Superintendent James Herring, Treasurer Todd Puster, buildings and grounds Director Mark Reed and city Service-Safety Director Ryan Estell toured the building recently.
The exchange of city-owned property on Pope Street to the school district is still pending, awaiting finalization of legal paperwork, according to Estell. The school district will use the property, which holds the now-empty city reservoirs, for additional parking for high school events.
One of many classrooms in the former East Junior High School building in East Liverpool gets the once-over by (from left) city Service-Safety Director Ryan Estell, school district buildings and grounds Director Mark Reed, Treasurer Todd Puster and Superintendent James Herring. (Photo by Jo Ann Bobby-Gilbert)
the officials' tour proved somewhat nostalgic as Herring recalled the days when it played host to "the biggest junior high school game in the area" between the East Junior Panthers and Westgate Wildcats.
The school, built in 1954-1955 was used until the early 1980s as the junior high, then by the Ohio Valley Business College before being turned over in the mid-1990s for use as the district's administrative offices.
Those offices were relocated to the Westgate complex due, in part, to the need to renovate the Maryland Avenue building.
Nonetheless, during their walk-through, officials pointed out the still-viable aspects of the 50,000-square-foot building, including the terrazzo tile floors and glazed tile walls that are still pristine, if in need of some buffing.

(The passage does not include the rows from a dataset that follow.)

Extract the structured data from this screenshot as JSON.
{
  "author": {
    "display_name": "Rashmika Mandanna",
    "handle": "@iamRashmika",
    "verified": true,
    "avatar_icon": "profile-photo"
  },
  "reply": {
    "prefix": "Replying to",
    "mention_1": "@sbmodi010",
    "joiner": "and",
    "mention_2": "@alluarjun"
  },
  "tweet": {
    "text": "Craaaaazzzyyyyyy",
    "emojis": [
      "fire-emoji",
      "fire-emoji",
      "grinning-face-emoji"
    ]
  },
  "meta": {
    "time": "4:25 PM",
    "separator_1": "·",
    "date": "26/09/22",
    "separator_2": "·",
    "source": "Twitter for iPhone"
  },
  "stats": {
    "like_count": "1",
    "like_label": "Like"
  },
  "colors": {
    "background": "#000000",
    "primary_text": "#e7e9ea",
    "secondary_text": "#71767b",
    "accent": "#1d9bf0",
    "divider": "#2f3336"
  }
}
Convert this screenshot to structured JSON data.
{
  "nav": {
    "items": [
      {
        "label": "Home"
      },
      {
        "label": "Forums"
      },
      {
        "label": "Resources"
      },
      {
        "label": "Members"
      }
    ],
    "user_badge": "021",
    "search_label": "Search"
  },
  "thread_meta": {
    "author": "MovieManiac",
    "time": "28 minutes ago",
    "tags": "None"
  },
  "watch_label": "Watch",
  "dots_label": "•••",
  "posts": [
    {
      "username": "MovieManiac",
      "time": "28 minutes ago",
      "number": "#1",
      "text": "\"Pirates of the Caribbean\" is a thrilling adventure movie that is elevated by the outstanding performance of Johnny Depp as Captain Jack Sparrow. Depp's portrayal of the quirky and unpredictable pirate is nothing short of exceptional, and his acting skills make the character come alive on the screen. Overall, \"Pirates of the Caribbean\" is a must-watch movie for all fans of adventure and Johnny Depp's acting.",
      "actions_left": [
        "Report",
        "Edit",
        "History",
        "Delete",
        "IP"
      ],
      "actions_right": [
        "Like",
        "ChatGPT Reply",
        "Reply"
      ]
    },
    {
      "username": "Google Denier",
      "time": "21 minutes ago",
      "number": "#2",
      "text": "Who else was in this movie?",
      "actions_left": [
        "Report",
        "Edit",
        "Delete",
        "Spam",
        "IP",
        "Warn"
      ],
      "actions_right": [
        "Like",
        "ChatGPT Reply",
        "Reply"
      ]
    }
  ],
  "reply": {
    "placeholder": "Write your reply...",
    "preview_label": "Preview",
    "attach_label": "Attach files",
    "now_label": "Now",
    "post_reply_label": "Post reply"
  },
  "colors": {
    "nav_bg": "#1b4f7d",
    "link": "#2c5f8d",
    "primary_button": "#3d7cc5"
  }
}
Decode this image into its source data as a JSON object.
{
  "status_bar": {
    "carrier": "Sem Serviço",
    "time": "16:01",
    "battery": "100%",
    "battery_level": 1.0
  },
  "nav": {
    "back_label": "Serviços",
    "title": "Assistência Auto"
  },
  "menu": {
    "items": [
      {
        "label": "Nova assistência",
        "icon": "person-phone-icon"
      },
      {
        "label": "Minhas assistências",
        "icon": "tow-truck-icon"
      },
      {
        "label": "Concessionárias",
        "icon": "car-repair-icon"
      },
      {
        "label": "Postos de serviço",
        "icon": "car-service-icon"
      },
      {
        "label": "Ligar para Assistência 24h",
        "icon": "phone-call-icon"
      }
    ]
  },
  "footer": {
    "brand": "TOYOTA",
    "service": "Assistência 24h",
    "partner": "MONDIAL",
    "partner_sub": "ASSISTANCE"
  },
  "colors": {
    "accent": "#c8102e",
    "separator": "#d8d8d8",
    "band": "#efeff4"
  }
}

"Back in the day, a lot of that went into this building, and a lot of money," Puster pointed out, referring to the expensive cost of such materials at that time.
"It's sad. They don't build buildings like this any more," Herring agreed.
Reed added, "There's a lot of history here."
In addition to the top-quality materials used in its construction, the building still boasts some of its original classroom amenities, such as deep wooden drawers in a sewing cupboard in the former home economics room and an unusual floor in the wood shop made from boards sank six inches into the ground, leaving the highly-grained ends looking like brick.
The gym floor is still as scratch-free as the last time a basketball game was played on it, and the motorized bleachers still work, officials pointed out.
Throughout the building, mementoes were piled up, ready for relocation to other buildings, including a collage of photos that included students lost too soon in accidents and in Iraq.
The cornerstone plaque will be donated to the East Liverpool Historical Society, Herring indicated.
A room dedicated to air monitoring by the Environmental Protection Agency will be moved to a station in the yard, according to Estell, who said the agency will pay for that, not the city or school district.
Although classroom floors have asbestos tile, officials said there is no issue with it unless it is removed or gets wet. Estell said an asbestos hazard report was completed in August and nothing more will be needed for three years.
With the deed now transferred, the city will assume the cost of maintaining and heating the building, and Estell said it has been added to the city's insurance policy, with all unnecessary water and electrical breakers shut off.
Reed will monitor the boilers until all school district files and other belongings are moved out, he added.
The city has been in discussions with a company interested in purchasing the building, and Estell said, "We're trying to work with the state Department of Development and other agencies to find funding to help repair it. My belief is, if we can get state assistance, this company will be in here as soon as possible."